I think when I interact with him, when I do send him a message I want him to look at it and smile, I want him to feel good, I want him to know that he is appreciated for being himself. I want him to feel good yes, just like I want to feel good but I am not holding myself accountable for his happiness and he is not being held accountable for mine. Though yes he does make me happy, it’s like the super bonus kind of happy. Like the icing on the cake of happy. It makes things better. I don’t want him to feel like I am dependant on him to make me happy, I want him to feel like, yes she is there for me, yes she makes me happy. I want us both to just enjoy this time together, the way that just knowing the other exists makes us happy. I can’t help but smile when I think about him, which can be a little inconvenient… believe me.

I think in all those mornings when I woke up wondering what the hell I was doing with my life I never expected it to lead to here, to now. I feel like the future looks optimistic just by how we like to encourage one another. I damn lucky I think, because we want to be supportive of one another. The future is something we are wanting to co-create together. Sure he doesn’t know about the whole deliberate creation thing, I think that he thinks it as happy coincidences but, luckily he is a very positive person so it just seems to create this positive glow of wonderfulness around him. That or it is the rose tinted glow of love…

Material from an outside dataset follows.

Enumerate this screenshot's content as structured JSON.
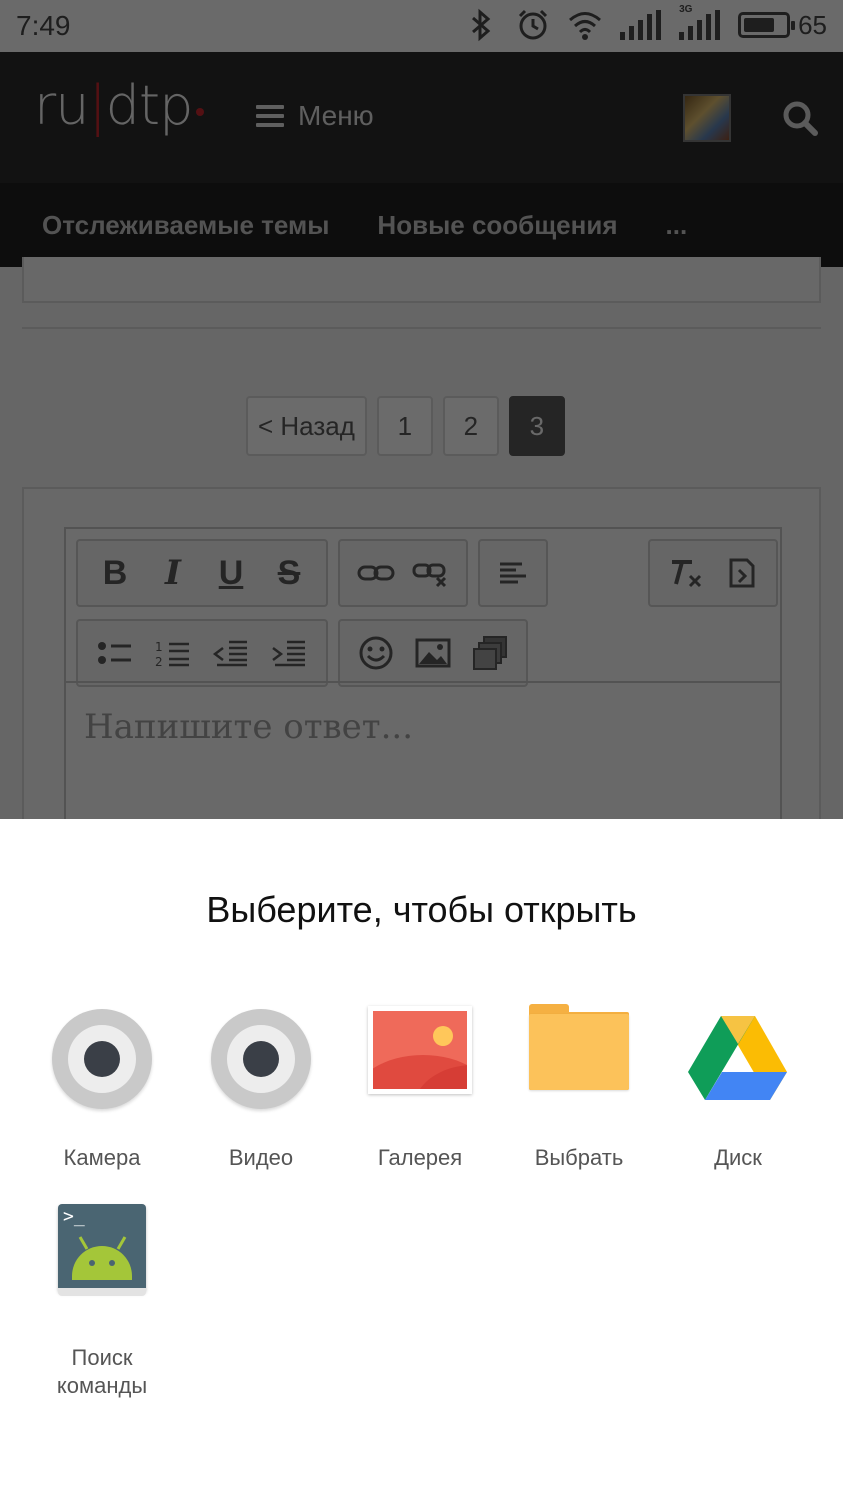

Tomorrow I want to wake up and make another list of all the other great things in my life, all of the great things I am experiencing and looking forward to experiencing. I want to make that same list before I go to sleep tonight, a list of all of the things I am grateful for in the day.

I want to keep redefining that “successful” feeling, because I am sure that it is more than just what I can achieve in a day, it could very well be what I feel in a day.

The 2018 Project

So with March coming and going, given the month I had I don’t think any of these really made any progress at all unless you count 16 and 10. 11 is looking pretty unlikely at the moment, I think a change of rhythm is in order but I do honestly hope to make some real progress soon with most of my goals.

24/7 Goals:

  1. Do Nanowrimo
  2. Write The Diary of Elliot Parker (4)
  3. Draft up book 2 of The Big Project
  4. Re-edit book 1 of The Big Project
  5. Edit book 2 of The Big Project
  6. Learn to drive
  7. See a West End show
  8. Complete at least one of the tattoos
  9. Improve on last year’s site views
  10. Keep learning guitar
  11. Create and keep a manageable writing schedule
  12. Look for/find an agent for The Big Project
  13. Finish the cable knit jumper
  14. Start and finish a cross stitch project
  15. Win the lotto jackpot
  16. Keep growing hair out
  17. Keep doing daily positive aspects
  18. Complete at least one minor savings goal
  19. Have Christmas wrapped up before October 31st
  20. Read around 12 books at least over the year for fun…
  21. Be more time efficient, come up with a better schedule.
  22. Fit into the blue dress again and go somewhere to celebrate it
  23. Begin writing the next big project for the site
  24. Enjoy 2018 as much as possible, be happy at every chance!!!!